Umeko Tsuda : la championne de l’éducation des femmes au Japon
Umeko Tsuda est honorée sur le nouveau billet de 5000 yens pour ses contributions significatives à l’éducation des femmes et à l’évolution des normes sociales. En tant qu’éducatrice visionnaire et défenseuse de l’égalité des chances pour les femmes, son héritage en fait un symbole fort pour la monnaie japonaise contemporaine.
Née le 31 décembre 1864 à Tokyo, elle fut une figure pionnière de l’éducation des femmes au Japon. À seulement six ans, elle fut envoyée aux États-Unis dans le cadre de la Mission Iwakura, devenant ainsi l’une des premières Japonaises à étudier à l’étranger. Sa formation précoce à Washington, D.C., où elle vécut avec Charles Lanman, influença profondément ses futures ambitions. Umeko Tsuda excella sur le plan académique, maîtrisant l’anglais et d’autres matières, et développa une forte conviction quant à l’importance de l’éducation des femmes.
Après son retour au Japon en 1882, Umeko Tsuda rencontra des défis culturels et dut faire face aux attentes sociétales qui limitaient le rôle des femmes. Insatisfaite des opportunités éducatives disponibles pour les femmes, elle décida de retourner aux États-Unis pour étudier au Bryn Mawr College, où elle se spécialisa en biologie et en éducation. Cette expérience renforça sa détermination à transformer l’éducation des femmes au Japon.
En 1900, Umeko Tsuda fonda le Joshi Eigaku Juku, devenu plus tard l’Université Tsuda, dans le but d’offrir aux femmes une éducation de qualité en arts libéraux. Malgré les difficultés financières initiales et la résistance sociale, ses efforts aboutirent au développement de l’institution et à une reconnaissance croissante. Son engagement pour l’éducation allait au-delà de son école ; elle fut également la première présidente de la branche japonaise de l’YWCA et une fervente défenseuse des réformes sociales pour les femmes.
Shibasaburo Kitasato : le pionnier de la bactériologie moderne
Le choix de Shibasaburo Kitasato pour le nouveau billet de 1000 yens rend hommage à son impact majeur dans les domaines de la médecine et de la santé publique. Réputé comme le « père de la médecine moderne japonaise », son héritage va au-delà de ses accomplissements scientifiques. Il était en effet également engagé dans la promotion de la recherche médicale et de l’éducation.
Né le 29 janvier 1853 à Kumamoto, au Japon, Shibasaburo Kitasato est devenu une figure majeure dans le domaine de la bactériologie. Après avoir étudié la médecine à Tokyo, il part en Allemagne en 1885 pour travailler avec le célèbre bactériologiste Robert Koch. Là-bas, il réalise des avancées significatives, notamment en cultivant pour la première fois le bacille du tétanos en culture pure, ce qui ouvre la voie au développement d’antitoxines.

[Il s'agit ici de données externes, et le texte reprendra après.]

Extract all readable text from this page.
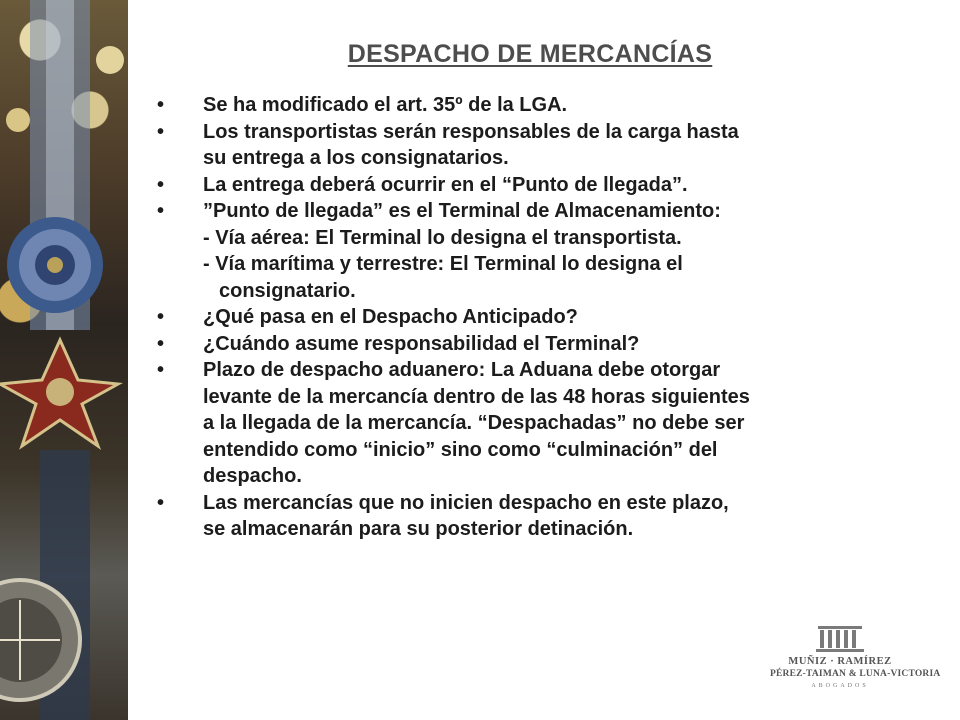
DESPACHO DE MERCANCÍAS
• Se ha modificado el art. 35º de la LGA.
• Los transportistas serán responsables de la carga hasta
su entrega a los consignatarios.
• La entrega deberá ocurrir en el “Punto de llegada”.
• ”Punto de llegada” es el Terminal de Almacenamiento:
- Vía aérea: El Terminal lo designa el transportista.
- Vía marítima y terrestre: El Terminal lo designa el
consignatario.
• ¿Qué pasa en el Despacho Anticipado?
• ¿Cuándo asume responsabilidad el Terminal?
• Plazo de despacho aduanero: La Aduana debe otorgar
levante de la mercancía dentro de las 48 horas siguientes
a la llegada de la mercancía. “Despachadas” no debe ser
entendido como “inicio” sino como “culminación” del
despacho.
• Las mercancías que no inicien despacho en este plazo,
se almacenarán para su posterior detinación.
MUÑIZ · RAMÍREZ
PÉREZ-TAIMAN & LUNA-VICTORIA
ABOGADOS
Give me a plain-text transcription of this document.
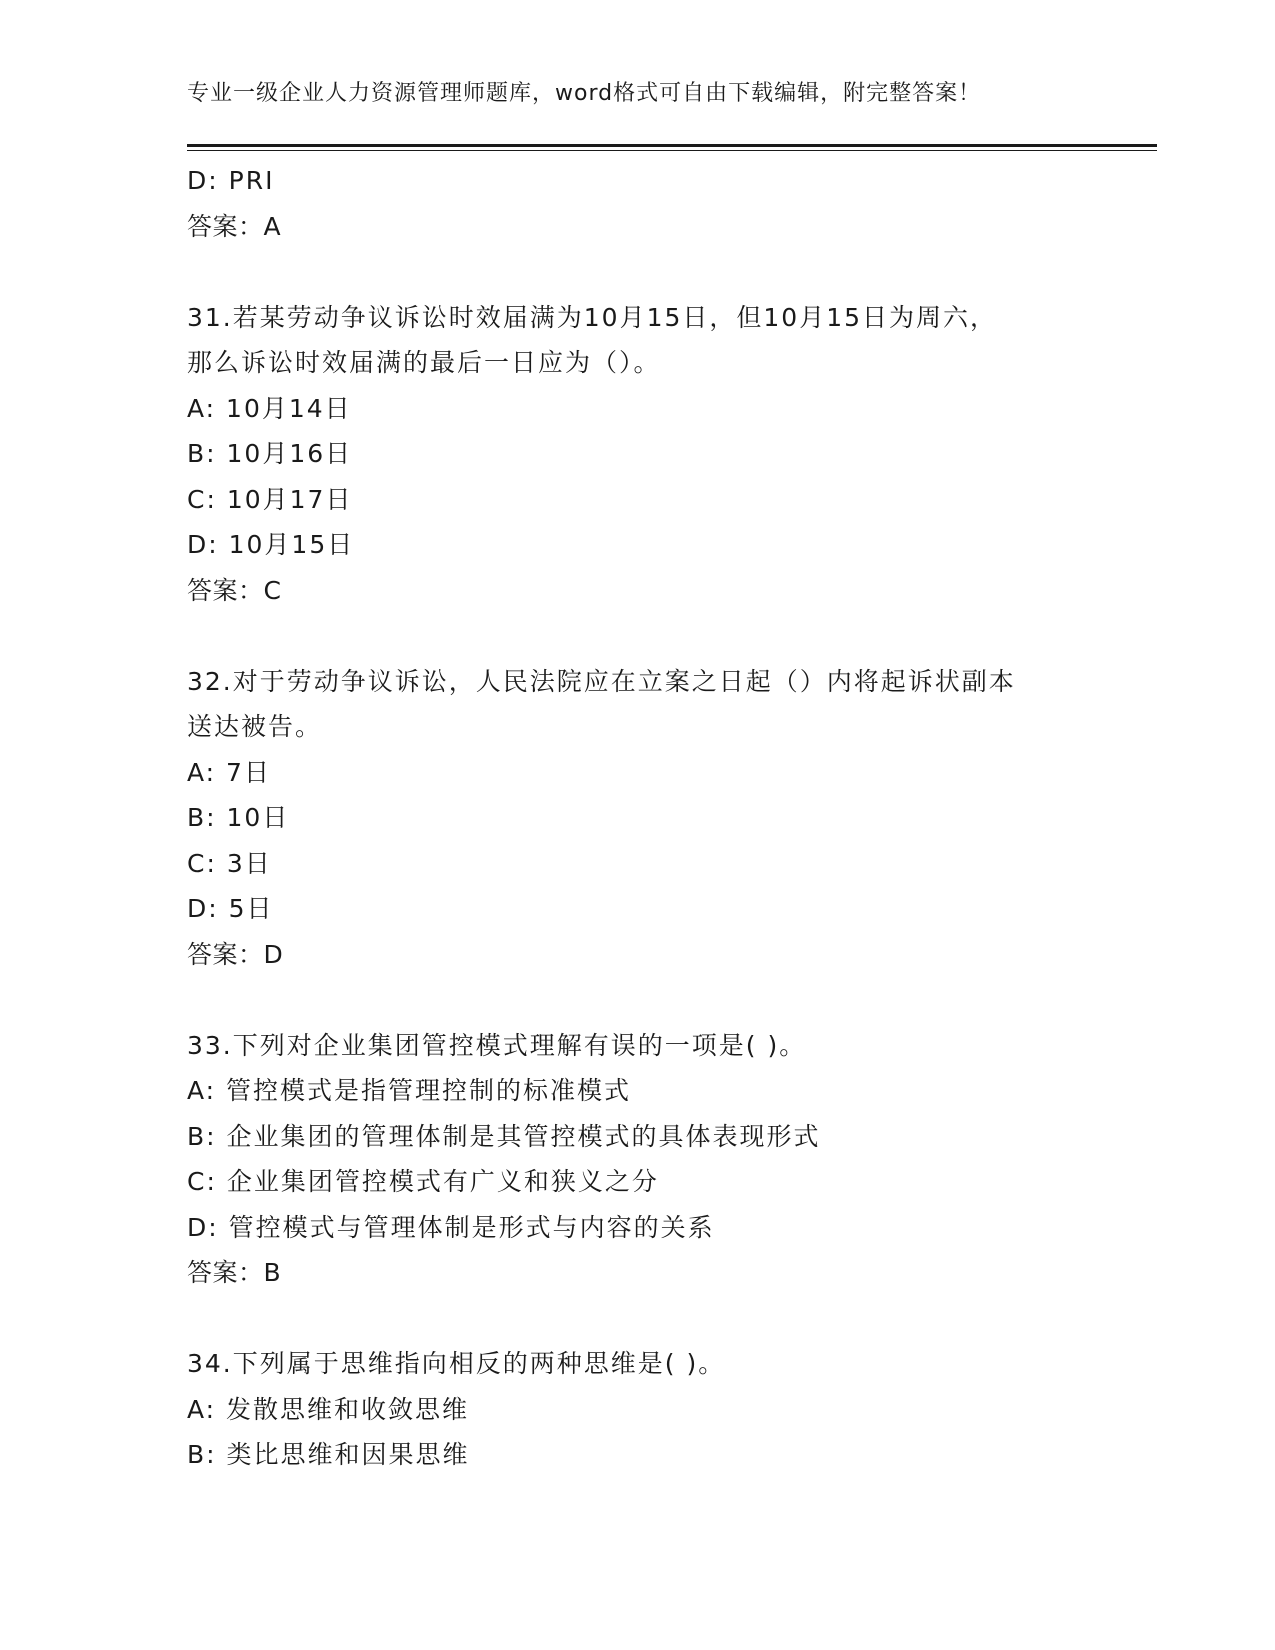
专业一级企业人力资源管理师题库，word格式可自由下载编辑，附完整答案！
D: PRI
答案：A
31.若某劳动争议诉讼时效届满为10月15日，但10月15日为周六，
那么诉讼时效届满的最后一日应为（）。
A: 10月14日
B: 10月16日
C: 10月17日
D: 10月15日
答案：C
32.对于劳动争议诉讼，人民法院应在立案之日起（）内将起诉状副本
送达被告。
A: 7日
B: 10日
C: 3日
D: 5日
答案：D
33.下列对企业集团管控模式理解有误的一项是( )。
A: 管控模式是指管理控制的标准模式
B: 企业集团的管理体制是其管控模式的具体表现形式
C: 企业集团管控模式有广义和狭义之分
D: 管控模式与管理体制是形式与内容的关系
答案：B
34.下列属于思维指向相反的两种思维是( )。
A: 发散思维和收敛思维
B: 类比思维和因果思维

De retour au Japon en 1892, Shibasaburo Kitasato fonde l’Institut des maladies infectieuses, le premier centre de recherches privé au Japon dédié à l’étude des maladies infectieuses. En 1894, lors d’une épidémie de peste bubonique à Hong Kong, Shibasaburo Kitasato découvre indépendamment le bacille responsable de la peste, Yersinia pestis, en collaboration avec Alexandre Yersin. Cette découverte a été déterminante pour faire avancer la compréhension et le traitement de la peste.
Le travail de Shibasaburo Kitasato a également joué un rôle clé dans la création de plusieurs institutions médicales, y compris l’Institut Kitasato et la faculté de médecine de l’Université Keio. Ses contributions à la santé publique ont été reconnues à l’échelle internationale et il a été honoré de nombreuses récompenses et titres, y compris celui de baron en 1924.

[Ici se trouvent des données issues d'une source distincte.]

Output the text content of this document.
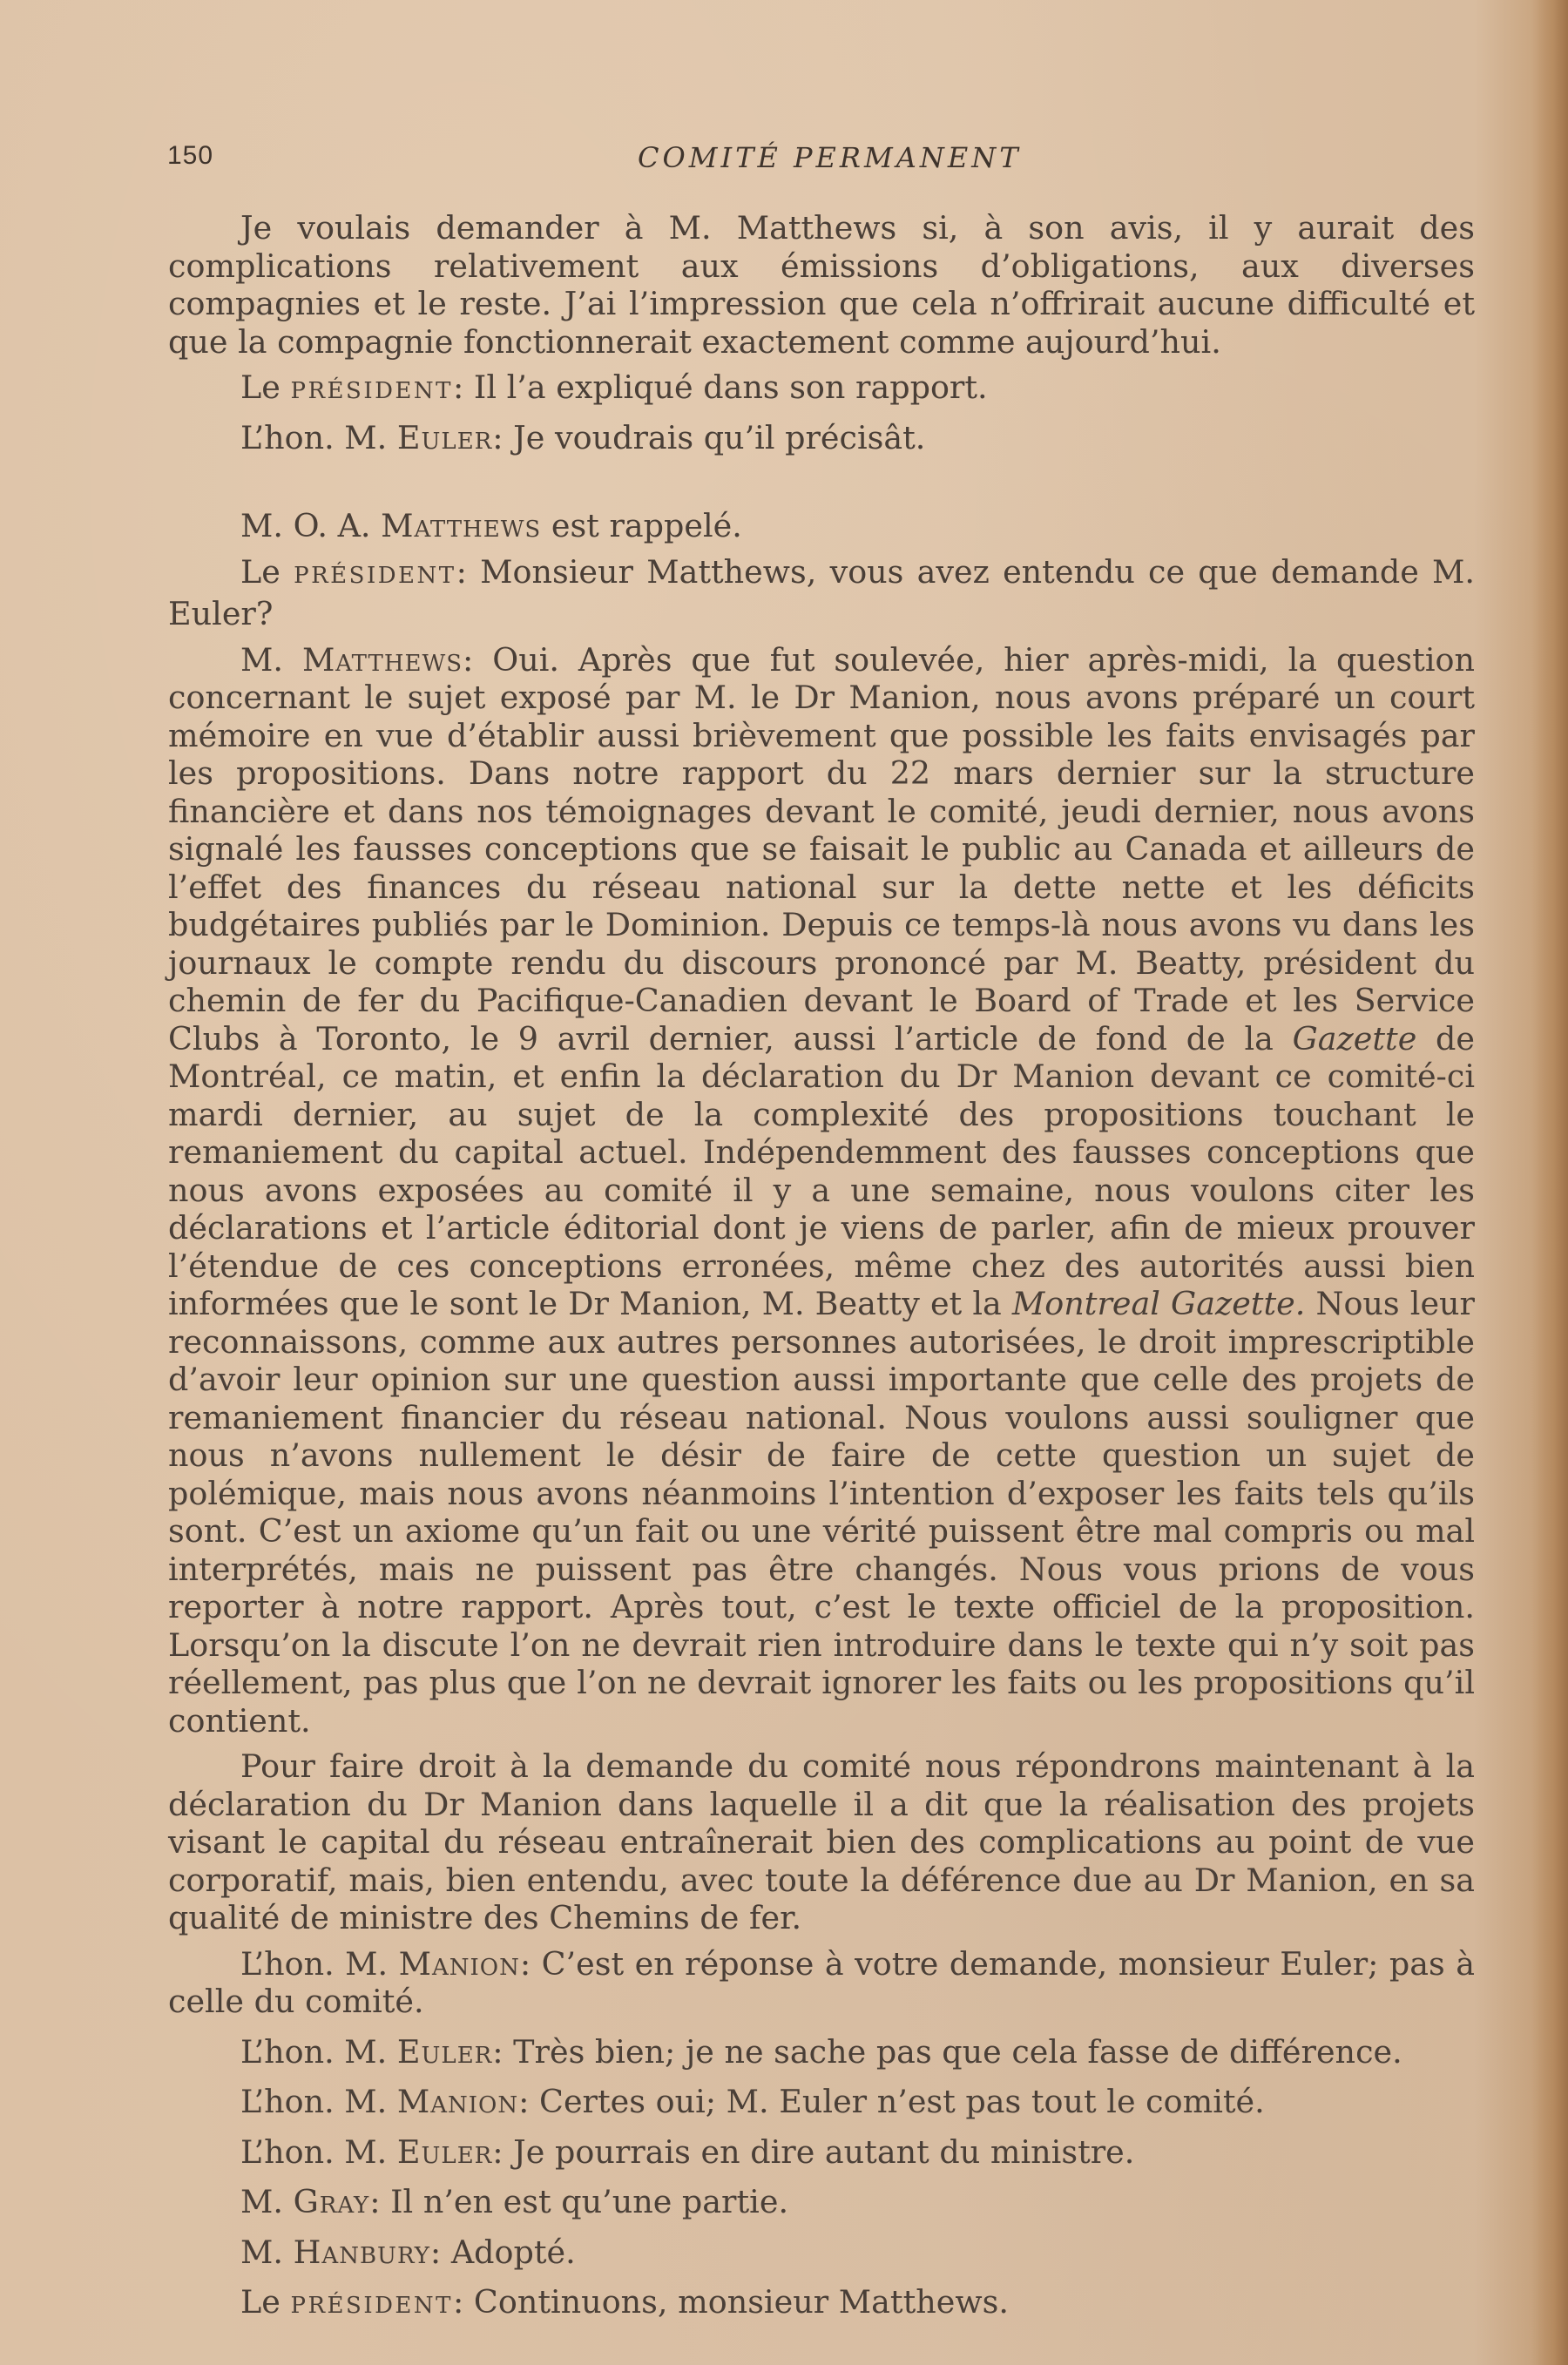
150	COMITÉ PERMANENT

Je voulais demander à M. Matthews si, à son avis, il y aurait des complications relativement aux émissions d’obligations, aux diverses compagnies et le reste. J’ai l’impression que cela n’offrirait aucune difficulté et que la compagnie fonctionnerait exactement comme aujourd’hui.

Le PRÉSIDENT: Il l’a expliqué dans son rapport.

L’hon. M. Euler: Je voudrais qu’il précisât.

M. O. A. Matthews est rappelé.

Le PRÉSIDENT: Monsieur Matthews, vous avez entendu ce que demande M. Euler?

M. Matthews: Oui. Après que fut soulevée, hier après-midi, la question concernant le sujet exposé par M. le Dr Manion, nous avons préparé un court mémoire en vue d’établir aussi brièvement que possible les faits envisagés par les propositions. Dans notre rapport du 22 mars dernier sur la structure financière et dans nos témoignages devant le comité, jeudi dernier, nous avons signalé les fausses conceptions que se faisait le public au Canada et ailleurs de l’effet des finances du réseau national sur la dette nette et les déficits budgétaires publiés par le Dominion. Depuis ce temps-là nous avons vu dans les journaux le compte rendu du discours prononcé par M. Beatty, président du chemin de fer du Pacifique-Canadien devant le Board of Trade et les Service Clubs à Toronto, le 9 avril dernier, aussi l’article de fond de la Gazette de Montréal, ce matin, et enfin la déclaration du Dr Manion devant ce comité-ci mardi dernier, au sujet de la complexité des propositions touchant le remaniement du capital actuel. Indépendemment des fausses conceptions que nous avons exposées au comité il y a une semaine, nous voulons citer les déclarations et l’article éditorial dont je viens de parler, afin de mieux prouver l’étendue de ces conceptions erronées, même chez des autorités aussi bien informées que le sont le Dr Manion, M. Beatty et la Montreal Gazette. Nous leur reconnaissons, comme aux autres personnes autorisées, le droit imprescriptible d’avoir leur opinion sur une question aussi importante que celle des projets de remaniement financier du réseau national. Nous voulons aussi souligner que nous n’avons nullement le désir de faire de cette question un sujet de polémique, mais nous avons néanmoins l’intention d’exposer les faits tels qu’ils sont. C’est un axiome qu’un fait ou une vérité puissent être mal compris ou mal interprétés, mais ne puissent pas être changés. Nous vous prions de vous reporter à notre rapport. Après tout, c’est le texte officiel de la proposition. Lorsqu’on la discute l’on ne devrait rien introduire dans le texte qui n’y soit pas réellement, pas plus que l’on ne devrait ignorer les faits ou les propositions qu’il contient.

Pour faire droit à la demande du comité nous répondrons maintenant à la déclaration du Dr Manion dans laquelle il a dit que la réalisation des projets visant le capital du réseau entraînerait bien des complications au point de vue corporatif, mais, bien entendu, avec toute la déférence due au Dr Manion, en sa qualité de ministre des Chemins de fer.

L’hon. M. Manion: C’est en réponse à votre demande, monsieur Euler; pas à celle du comité.

L’hon. M. Euler: Très bien; je ne sache pas que cela fasse de différence.

L’hon. M. Manion: Certes oui; M. Euler n’est pas tout le comité.

L’hon. M. Euler: Je pourrais en dire autant du ministre.

M. Gray: Il n’en est qu’une partie.

M. Hanbury: Adopté.

Le PRÉSIDENT: Continuons, monsieur Matthews.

Au-delà de ses avantages pratiques indéniables (même si les petites entreprises ne sont pas toujours ravies des contraintes supplémentaires), la mise à jour de sécurité des billets de banque offre également l’occasion de revisiter l’héritage des figures historiques qui ont façonné le Japon tel que nous le connaissons aujourd’hui. A tout le moins, elle offre aux numismates une nouvelle perspective réjouissante.